Só nos últimos vinte anos o médico cirurgião alemão Markus W. Büchler terá realizado mais de quatro mil cirurgias ao pâncreas e a instituição que lidera, o Centro Europeu de Pâncreas, em Heidelberg, na Alemanha, uma das principais instituições para o diagnóstico e tratamento de doenças pancreáticas, trata em média cerca de 2.000 pessoas por ano. Nesta entrevista ao Expresso, o médico fala dos avanços no tratamento deste tipo de cancro, um dos piores, que ainda mata 90% do total de pacientes. Em Portugal, a convite da Fundação Champalimaud, para ajudar a erguer o novo Centro do Cancro do Pâncreas Botton-Champalimaud – uma estrutura única que cruza a investigação com o tratamento pancreático -, o cirurgião considera que, em poucos anos, Portugal estará a par dos melhores do mundo nesta área.
As últimas notícias indicam que a incidência do cancro do pâncreas está a aumentar e a ser detetado mais frequentemente em pessoas mais jovens. O que leva a este aumento?
Importa dizer que os diagnósticos tornaram-se muito melhores. Se por um lado isso tem a ver com o estilo de vida das pessoas mais jovens, deve-se também à maior capacidade da medicina moderna para detetar este tipo de cancro. No passado era muito mais difícil detetar o cancro do pâncreas. O que está provado é que fumar pode claramente causá-lo. Mas há outras possíveis razões, como o consumo excessivo de álcool, que pode causar inflamação crónica no pâncreas e, por causa disso, vir a desenvolver mais tarde um cancro. Também há hipóteses que apontam para que uma má alimentação possa estar a causar cancro no pâncreas, como o consumo exagerado de carne. É provável que a comida que se consome atualmente [alimentos processados] cause inflamação no pâncreas e vir depois a desenvolver cancro. Mas ainda não foi provado.
Não é preocupante que haja cada vez mais pessoas com 30, 40 ou 50 anos a morrer de cancro no pâncreas?

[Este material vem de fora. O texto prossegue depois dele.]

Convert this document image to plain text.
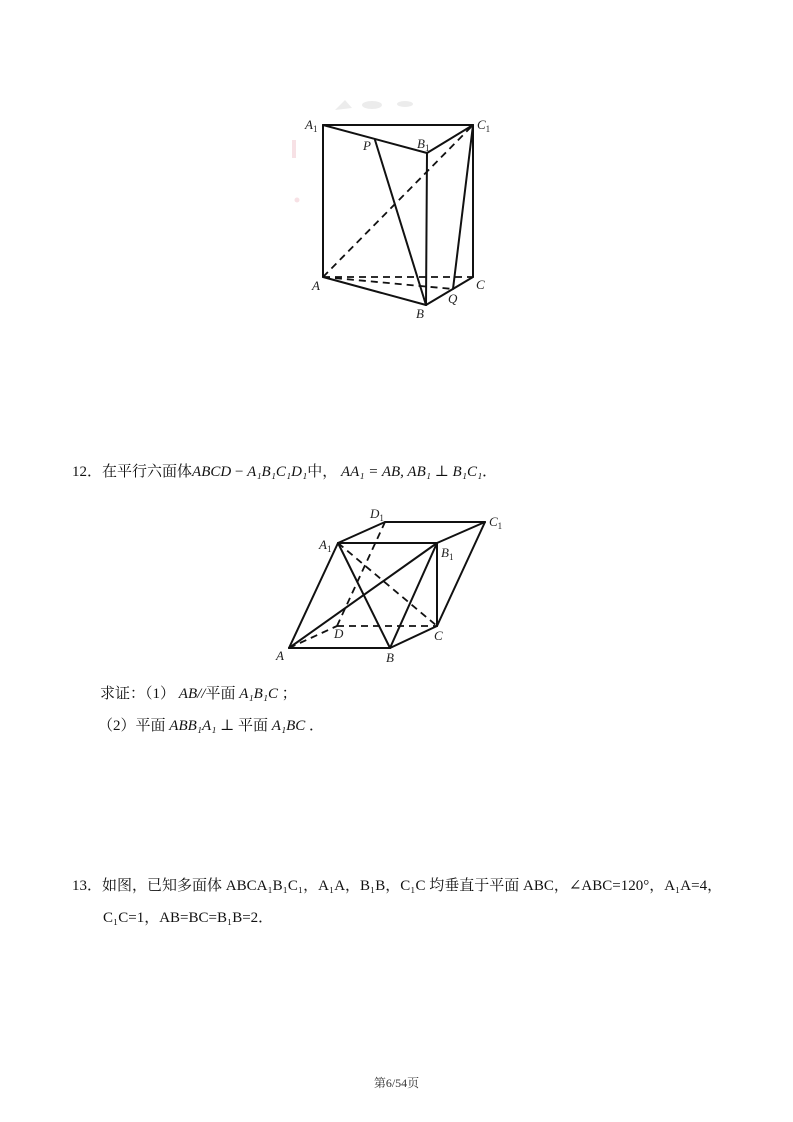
$A_1$	$C_1$
$B_1$
P
A	C
B
Q
12．在平行六面体ABCD − A₁B₁C₁D₁中， AA₁ = AB, AB₁ ⊥ B₁C₁．
$D_1$	$C_1$
$A_1$	$B_1$
D	C
A	B
求证：（1） AB//平面 A₁B₁C ；
（2）平面 ABB₁A₁ ⊥ 平面 A₁BC ．
13．如图，已知多面体 ABCA₁B₁C₁，A₁A，B₁B，C₁C 均垂直于平面 ABC，∠ABC=120°，A₁A=4，
C₁C=1，AB=BC=B₁B=2．
第6/54页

Há atualmente mais pessoas jovens a morrer de cancro no pâncreas, mas isso é relativo. Na nossa sociedade é ainda um tipo de cancro de pessoas mais velhas, costuma desenvolver-se mais entre os 65 e 70 anos. Mas se as pessoas estão a viver até aos 80 ou 90 anos, sessenta anos não é assim uma idade tão avançada…
Mas no passado era bastante raro detetar-se este tipo de cancro em pessoas mais novas, não era?
Tem sido muito raro homens e mulheres jovens, com 35 ou 40 anos, sofrerem de cancro pancreático. Esse número está de facto a crescer, mas ainda não é um diagnóstico importante nas pessoas jovens.
Foto D.R. Nuno Botelho
Associada à má alimentação que referiu, a obesidade é outro fator para que se desenvolva esta doença?
A obesidade é, de facto, outro grande problema. Enquanto sociedade estamos demasiado obesos. A percentagem de obesidade é muito alta, e tem um papel importante na origem de muitas doenças, incluindo as doenças pancreáticas. A começar por uma inflamação crónica. A diabetes também é um grande fator de risco. Contudo, do ponto de vista científico, não foi provada uma relação direta entre pessoas com grande obesidade e cancro no pâncreas.
O que há a fazer em concreto para evitar este tipo de cancro tão letal? Comer melhor, fumar menos?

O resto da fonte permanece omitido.